Militer Israel menyalahkan lembaga-lembaga internasional atas kegagalan distribusi bantuan kemanusiaan, meskipun mereka sendirilah yang menggempur gudang, markas, dan bahkan membunuh staf PBB.

Israel kemudian mengumumkan bahwa bantuan akan dijatuhkan dari udara—kebijakan yang langsung dikritik keras.

Komisaris Jenderal UNRWA Philippe Lazzarini menyebut langkah itu sebagai “hanya debu di mata”.

Sedangkan Komite Penyelamatan Internasional (IRC) menggambarkannya sebagai “pengalihan brutal dari kenyataan bahwa Gaza butuh solusi nyata, bukan sandiwara udara.”

Warrick sendiri mengakui bahwa metode pengiriman lewat udara tidaklah efektif. Ia menyarankan pembukaan jalur darat sebagai solusi yang lebih logis, meskipun kembali menegaskan bahwa bantuan harus dipastikan tidak jatuh ke tangan Hamas.

Narasi AS dan Israel bahwa Hamas menyita bantuan juga mendapat bantahan dari pejabat militer Israel sendiri.

Dalam laporan The New York Times, beberapa pejabat Israel menyebut bahwa tidak ada bukti bahwa Hamas mencuri bantuan, dan justru menyayangkan hancurnya sistem distribusi PBB yang sebelumnya dinilai efektif dan terpercaya.

Menurut analis politik Palestina, Iyad al-Qarra, semua ini menunjukkan bahwa Israel tidak tertarik pada stabilitas atau penyelesaian.

“Bantuan yang masuk dalam jumlah kecil hanya diberikan kepada milisi-milisi lokal yang bekerja sama dengan pendudukan,” ujarnya.

Sementara itu, pakar urusan Israel, Ihab Jabareen, menilai bahwa diplomasi Israel telah kehilangan rasionalitas dan berubah menjadi populisme berbalut agama.

Ia menunjuk pada kecenderungan para pemimpin Israel, termasuk Netanyahu, yang kerap mengutip nubuat-nubuat dari Kitab Yesaya dan merujuk pada konsep “teologi militer” yang menyucikan perang, apa pun caranya.

Mitos keagamaan dan strategi genosida

Jabareen memperingatkan bahwa masalah utama bukan lagi sekadar bagaimana bantuan bisa masuk ke Gaza.

Tetapi bahwa perang ini sendiri telah diangkat menjadi semacam “epos Talmudik” yang membenarkan pembunuhan dan pengusiran.

Hal itu berdasarkan keyakinan bahwa tanah itu milik eksklusif “umat pilihan Tuhan,” dan bahwa semua orang di luar kelompok itu dianggap tidak layak hidup di tanah tersebut.

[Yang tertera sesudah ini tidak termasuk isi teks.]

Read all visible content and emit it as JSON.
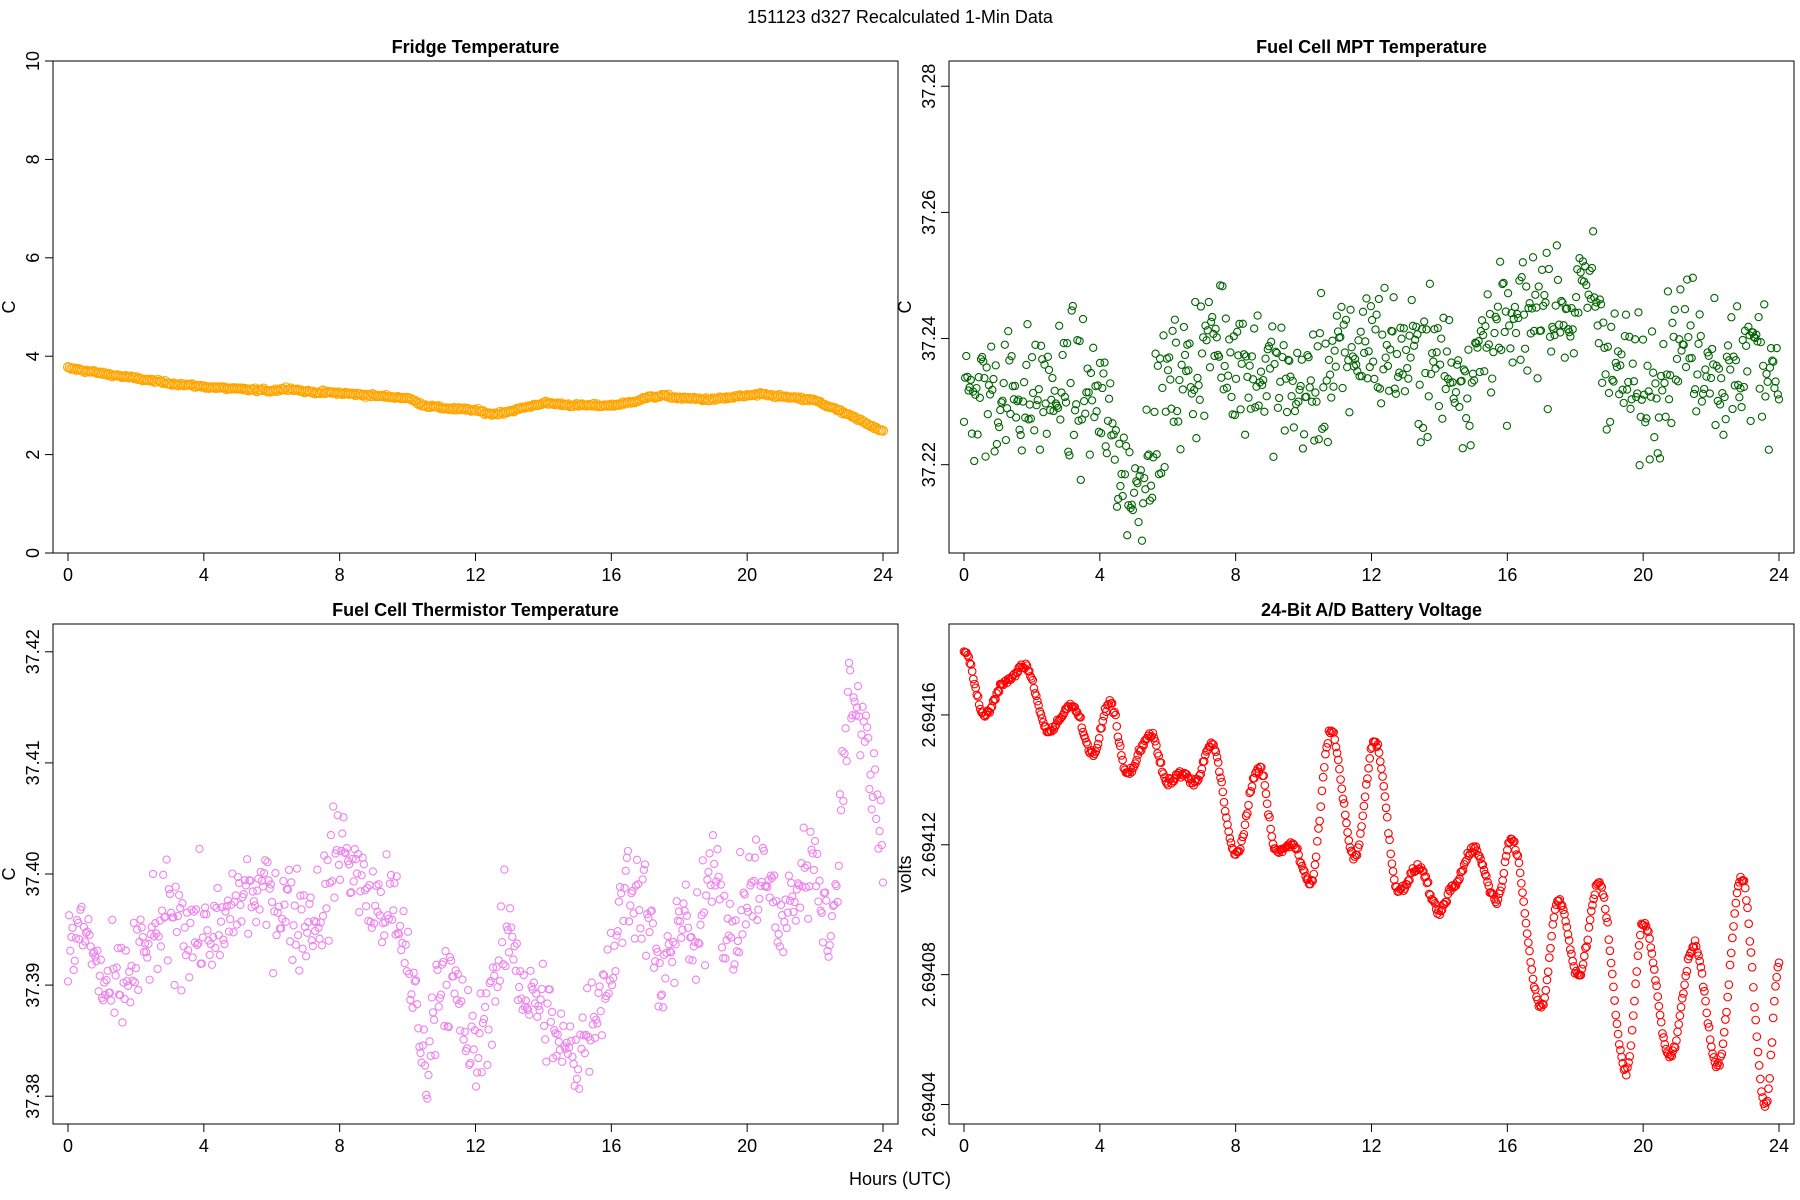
{
  "figure": {
    "suptitle": "151123   d327   Recalculated 1-Min Data",
    "xlabel": "Hours (UTC)"
  },
  "chart_data": [
    {
      "type": "scatter",
      "title": "Fridge Temperature",
      "ylabel": "C",
      "xlim": [
        0,
        24
      ],
      "ylim": [
        0,
        10
      ],
      "xticks": [
        0,
        4,
        8,
        12,
        16,
        20,
        24
      ],
      "xtick_labels": [
        "0",
        "4",
        "8",
        "12",
        "16",
        "20",
        "24"
      ],
      "yticks": [
        0,
        2,
        4,
        6,
        8,
        10
      ],
      "ytick_labels": [
        "0",
        "2",
        "4",
        "6",
        "8",
        "10"
      ],
      "color": "#FFA500",
      "marker": "open-circle",
      "series": [
        {
          "x": [
            0,
            1,
            2,
            3,
            4,
            5,
            6,
            6.5,
            7,
            8,
            9,
            10,
            10.5,
            11,
            12,
            12.5,
            13,
            14,
            15,
            16,
            16.5,
            17,
            17.5,
            18,
            19,
            20,
            20.5,
            21,
            22,
            23,
            24
          ],
          "y": [
            3.76,
            3.65,
            3.55,
            3.45,
            3.38,
            3.33,
            3.3,
            3.35,
            3.28,
            3.25,
            3.2,
            3.15,
            3.0,
            2.95,
            2.9,
            2.82,
            2.88,
            3.05,
            3.0,
            3.0,
            3.05,
            3.15,
            3.2,
            3.15,
            3.12,
            3.2,
            3.22,
            3.18,
            3.1,
            2.8,
            2.48
          ]
        }
      ]
    },
    {
      "type": "scatter",
      "title": "Fuel Cell MPT Temperature",
      "ylabel": "C",
      "xlim": [
        0,
        24
      ],
      "ylim": [
        37.206,
        37.284
      ],
      "xticks": [
        0,
        4,
        8,
        12,
        16,
        20,
        24
      ],
      "xtick_labels": [
        "0",
        "4",
        "8",
        "12",
        "16",
        "20",
        "24"
      ],
      "yticks": [
        37.22,
        37.24,
        37.26,
        37.28
      ],
      "ytick_labels": [
        "37.22",
        "37.24",
        "37.26",
        "37.28"
      ],
      "color": "#006400",
      "marker": "open-circle",
      "series": [
        {
          "x": [
            0,
            1,
            2,
            3,
            4,
            4.5,
            5,
            5.5,
            6,
            7,
            7.5,
            8,
            9,
            10,
            11,
            12,
            12.5,
            13,
            14,
            15,
            15.5,
            16,
            17,
            18,
            18.5,
            19,
            20,
            21,
            22,
            22.5,
            23,
            24
          ],
          "y": [
            37.23,
            37.232,
            37.231,
            37.232,
            37.23,
            37.222,
            37.215,
            37.224,
            37.232,
            37.237,
            37.241,
            37.237,
            37.234,
            37.231,
            37.236,
            37.24,
            37.238,
            37.237,
            37.236,
            37.234,
            37.243,
            37.239,
            37.246,
            37.244,
            37.249,
            37.236,
            37.231,
            37.24,
            37.238,
            37.232,
            37.238,
            37.236
          ]
        }
      ]
    },
    {
      "type": "scatter",
      "title": "Fuel Cell Thermistor Temperature",
      "ylabel": "C",
      "xlim": [
        0,
        24
      ],
      "ylim": [
        37.3775,
        37.4225
      ],
      "xticks": [
        0,
        4,
        8,
        12,
        16,
        20,
        24
      ],
      "xtick_labels": [
        "0",
        "4",
        "8",
        "12",
        "16",
        "20",
        "24"
      ],
      "yticks": [
        37.38,
        37.39,
        37.4,
        37.41,
        37.42
      ],
      "ytick_labels": [
        "37.38",
        "37.39",
        "37.40",
        "37.41",
        "37.42"
      ],
      "color": "#EE82EE",
      "marker": "open-circle",
      "series": [
        {
          "x": [
            0,
            0.5,
            1,
            1.5,
            2,
            3,
            4,
            4.5,
            5,
            6,
            7,
            7.5,
            8,
            9,
            9.5,
            10,
            10.5,
            11,
            11.5,
            12,
            12.5,
            13,
            13.5,
            14,
            14.5,
            15,
            15.5,
            16,
            16.5,
            17,
            17.5,
            18,
            18.5,
            19,
            19.5,
            20,
            20.5,
            21,
            21.5,
            22,
            22.5,
            23,
            23.5,
            24
          ],
          "y": [
            37.393,
            37.395,
            37.39,
            37.389,
            37.392,
            37.396,
            37.395,
            37.394,
            37.398,
            37.398,
            37.396,
            37.397,
            37.403,
            37.397,
            37.397,
            37.393,
            37.382,
            37.392,
            37.388,
            37.383,
            37.39,
            37.395,
            37.389,
            37.388,
            37.384,
            37.384,
            37.388,
            37.392,
            37.4,
            37.397,
            37.389,
            37.397,
            37.392,
            37.403,
            37.393,
            37.398,
            37.4,
            37.395,
            37.399,
            37.402,
            37.393,
            37.418,
            37.412,
            37.403
          ]
        }
      ]
    },
    {
      "type": "scatter",
      "title": "24-Bit A/D Battery Voltage",
      "ylabel": "volts",
      "xlim": [
        0,
        24
      ],
      "ylim": [
        2.694034,
        2.694188
      ],
      "xticks": [
        0,
        4,
        8,
        12,
        16,
        20,
        24
      ],
      "xtick_labels": [
        "0",
        "4",
        "8",
        "12",
        "16",
        "20",
        "24"
      ],
      "yticks": [
        2.69404,
        2.69408,
        2.69412,
        2.69416
      ],
      "ytick_labels": [
        "2.69404",
        "2.69408",
        "2.69412",
        "2.69416"
      ],
      "color": "#FF0000",
      "marker": "open-circle",
      "series": [
        {
          "x": [
            0,
            0.6,
            1.2,
            1.8,
            2.5,
            3.2,
            3.8,
            4.3,
            4.8,
            5.5,
            6.0,
            6.4,
            6.8,
            7.3,
            8.0,
            8.7,
            9.2,
            9.7,
            10.2,
            10.8,
            11.5,
            12.1,
            12.8,
            13.4,
            14.0,
            14.4,
            15.0,
            15.7,
            16.1,
            17.0,
            17.5,
            18.1,
            18.7,
            19.5,
            20.0,
            20.8,
            21.5,
            22.2,
            22.9,
            23.6,
            24.0
          ],
          "y": [
            2.69418,
            2.69416,
            2.69417,
            2.694175,
            2.694155,
            2.694163,
            2.694148,
            2.694164,
            2.694142,
            2.694154,
            2.694139,
            2.694142,
            2.694139,
            2.694151,
            2.694117,
            2.694144,
            2.694118,
            2.69412,
            2.694108,
            2.694155,
            2.694116,
            2.694152,
            2.694106,
            2.694113,
            2.694099,
            2.694107,
            2.694119,
            2.694103,
            2.694122,
            2.69407,
            2.694103,
            2.69408,
            2.694108,
            2.69405,
            2.694096,
            2.694055,
            2.694089,
            2.694052,
            2.69411,
            2.69404,
            2.694083
          ]
        }
      ]
    }
  ]
}
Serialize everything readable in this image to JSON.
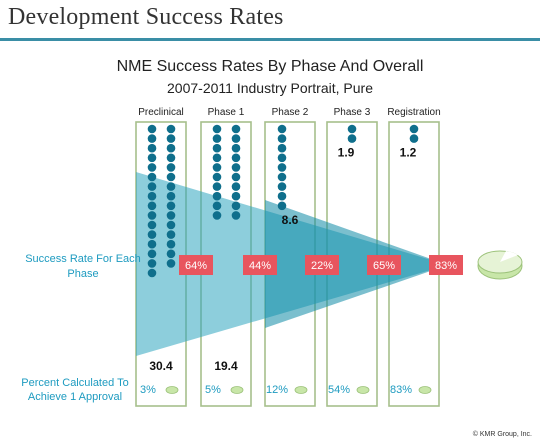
{
  "header": {
    "title": "Development Success Rates"
  },
  "footer": {
    "credit": "© KMR Group, Inc."
  },
  "labels": {
    "success_rate": "Success Rate For Each Phase",
    "percent_calc": "Percent Calculated To Achieve 1 Approval"
  },
  "colors": {
    "accent": "#1e9bc0",
    "dot": "#0f6f8c",
    "badge": "#e8555e",
    "pill": "#c8e6a8",
    "cone": "#2fa5bf"
  },
  "chart_data": {
    "type": "bar",
    "title": "NME Success Rates By Phase And Overall",
    "subtitle": "2007-2011 Industry Portrait, Pure",
    "categories": [
      "Preclinical",
      "Phase 1",
      "Phase 2",
      "Phase 3",
      "Registration"
    ],
    "compounds_per_approval": [
      30.4,
      19.4,
      8.6,
      1.9,
      1.2
    ],
    "compounds_labels": [
      "30.4",
      "19.4",
      "8.6",
      "1.9",
      "1.2"
    ],
    "phase_success_rates": [
      "64%",
      "44%",
      "22%",
      "65%",
      "83%"
    ],
    "percent_to_approval": [
      "3%",
      "5%",
      "12%",
      "54%",
      "83%"
    ]
  }
}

Ia mengingatkan bahwa jika AS gagal menyadari dimensi keagamaan yang mengakar dalam strategi militer Israel saat ini, maka dunia akan menyaksikan konsekuensi jangka panjang yang sangat berbahaya.

Menurut Jabareen, Israel saat ini sedang melepaskan diri dari narasi Holocaust, menggantikannya dengan tafsir keagamaan yang membenarkan kekerasan dan penindasan atas nama keyakinan.